Learning how to test for electronic component malfunctions can save do-it-yourself mechanics much frustration and money, as they search for the cause of their sputtering engines. The Mitsubishi 3000GT sport car's power transistor unit -- or PTU -- is usually the weak link in the ignition system. It should be tested instead of simply replacing it with an expensive new unit, which may not correct the engine problem.

Things You'll Need

  • Roll of adhesive tape
  • Scissors
  • 18-gauge stranded insulated wire -- 2-foot length
  • Wire stripper/cutter
  • 1 1/2 volt size "D" battery
  • 2 alligator clips
  • Analog multimeter with an ohm scale
  • Access the PTU -- which is located on the passenger side of the engine, bolted to the block beneath the ignition coils -- so you can test the unit without removing it. Take the negative lead off the battery post. Disconnect the upper and lower radiator hoses (engine block side only), and wedge them in an upright position to retain most of the radiator coolant. Position a pail under the engine block to catch any coolant escaping from the block. Disconnect any other obstructions such as turbo or air intake hoses.

  • Remove the two harness plugs from the PTU. The larger plug is disengaged by pressing on the visible clip on top of the plug and gently wiggling the plug loose. The smaller plug is locked in place by a wire clip located on its underside. Snag the locking wire -- with a 90-degree angle pick, a very small slot-head screwdriver or a pocket knife blade -- and slide it away from the connector. Remove the wire lock with needle-nose pliers, and disconnect the plug.

  • Test the PTU. The unit is tested by placing a current from a 1.5-volt battery through each of the PTU's three transistors and measuring continuity on the ohm scale of an analog multimeter. If the transistors are good, the meter will register "0" or near "0" resistance (located on the right side of the scale), indicating a completed circuit. A bad transistor will show up as an open circuit with the ohm scale needle swinging to the left side, indicating high resistance.

  • Zero the ohm scale of the meter by touching the two probes together and aligning the needle on "0" with the adjustment screw. Cut a 2-foot, stranded, 18-gauge, insulated wire in half, and strip the ends of both wires.

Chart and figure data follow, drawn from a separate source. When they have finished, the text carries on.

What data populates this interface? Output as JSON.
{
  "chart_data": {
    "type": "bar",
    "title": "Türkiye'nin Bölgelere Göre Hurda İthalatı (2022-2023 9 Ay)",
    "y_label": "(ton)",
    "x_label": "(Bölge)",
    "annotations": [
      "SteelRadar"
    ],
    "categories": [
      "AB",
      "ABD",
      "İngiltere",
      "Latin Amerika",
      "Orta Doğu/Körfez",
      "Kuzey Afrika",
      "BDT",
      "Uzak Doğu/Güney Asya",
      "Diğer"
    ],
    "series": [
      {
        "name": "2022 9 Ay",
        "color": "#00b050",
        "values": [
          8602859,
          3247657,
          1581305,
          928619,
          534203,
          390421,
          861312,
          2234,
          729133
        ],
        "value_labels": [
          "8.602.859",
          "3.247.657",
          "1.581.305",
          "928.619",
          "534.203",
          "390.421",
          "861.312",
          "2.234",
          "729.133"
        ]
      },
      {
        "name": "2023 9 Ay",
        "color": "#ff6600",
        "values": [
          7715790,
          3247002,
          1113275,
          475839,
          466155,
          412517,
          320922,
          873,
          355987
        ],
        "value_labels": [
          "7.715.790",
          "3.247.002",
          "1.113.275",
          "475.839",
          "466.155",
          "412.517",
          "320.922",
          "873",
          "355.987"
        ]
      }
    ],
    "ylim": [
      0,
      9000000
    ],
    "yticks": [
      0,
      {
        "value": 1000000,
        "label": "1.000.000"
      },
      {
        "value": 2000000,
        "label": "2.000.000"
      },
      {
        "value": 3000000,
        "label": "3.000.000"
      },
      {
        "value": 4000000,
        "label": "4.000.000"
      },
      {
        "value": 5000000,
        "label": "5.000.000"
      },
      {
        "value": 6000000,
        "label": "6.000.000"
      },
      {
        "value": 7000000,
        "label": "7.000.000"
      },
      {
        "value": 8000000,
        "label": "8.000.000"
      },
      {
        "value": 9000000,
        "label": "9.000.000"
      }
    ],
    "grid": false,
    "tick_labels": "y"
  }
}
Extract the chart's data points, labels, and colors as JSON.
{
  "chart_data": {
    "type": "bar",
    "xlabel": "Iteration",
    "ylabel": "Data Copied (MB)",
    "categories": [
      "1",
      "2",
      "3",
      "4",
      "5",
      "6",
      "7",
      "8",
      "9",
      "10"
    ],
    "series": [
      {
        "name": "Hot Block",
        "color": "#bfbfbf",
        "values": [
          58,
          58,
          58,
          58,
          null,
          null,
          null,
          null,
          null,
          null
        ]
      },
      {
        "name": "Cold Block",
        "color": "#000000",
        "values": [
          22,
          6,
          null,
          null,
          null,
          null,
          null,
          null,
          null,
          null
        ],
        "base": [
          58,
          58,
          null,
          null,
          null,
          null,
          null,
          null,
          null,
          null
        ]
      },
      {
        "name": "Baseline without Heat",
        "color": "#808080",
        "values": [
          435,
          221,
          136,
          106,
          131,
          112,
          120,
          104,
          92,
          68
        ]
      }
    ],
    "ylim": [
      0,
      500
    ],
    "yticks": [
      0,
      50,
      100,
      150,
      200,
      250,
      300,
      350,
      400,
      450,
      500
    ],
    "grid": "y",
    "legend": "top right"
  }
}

Attach small alligator clips to each wire, and tape the other ends to the positive and negative poles of a flashlight battery.

  • Apply current to the first transistor by attaching the clip from the negative battery lead to the ground terminal of the PTU, marked "GND" on the casing. Connect the positive battery lead clip to the emitter terminal of the first transistor identified as "IB1" (next to the ground connector).

  • Check continuity (a completed circuit) between the first transistor's emitter and the other side of its circuit, called the "collector." Do this by touching the positive (red) probe of the meter to the PTU's ground terminal and the negative (black) probe to the first transistor's collector terminal -- marked "OC1" on the casing of the smaller plug.

  • Test the second and third transistors by moving the positive battery lead clip to the "IB2" and "IB3" connectors and the black (negative) meter probe to "OC2" and "OC3." If any of the three readings shows high resistance, the power transistor unit is faulty and must be replaced.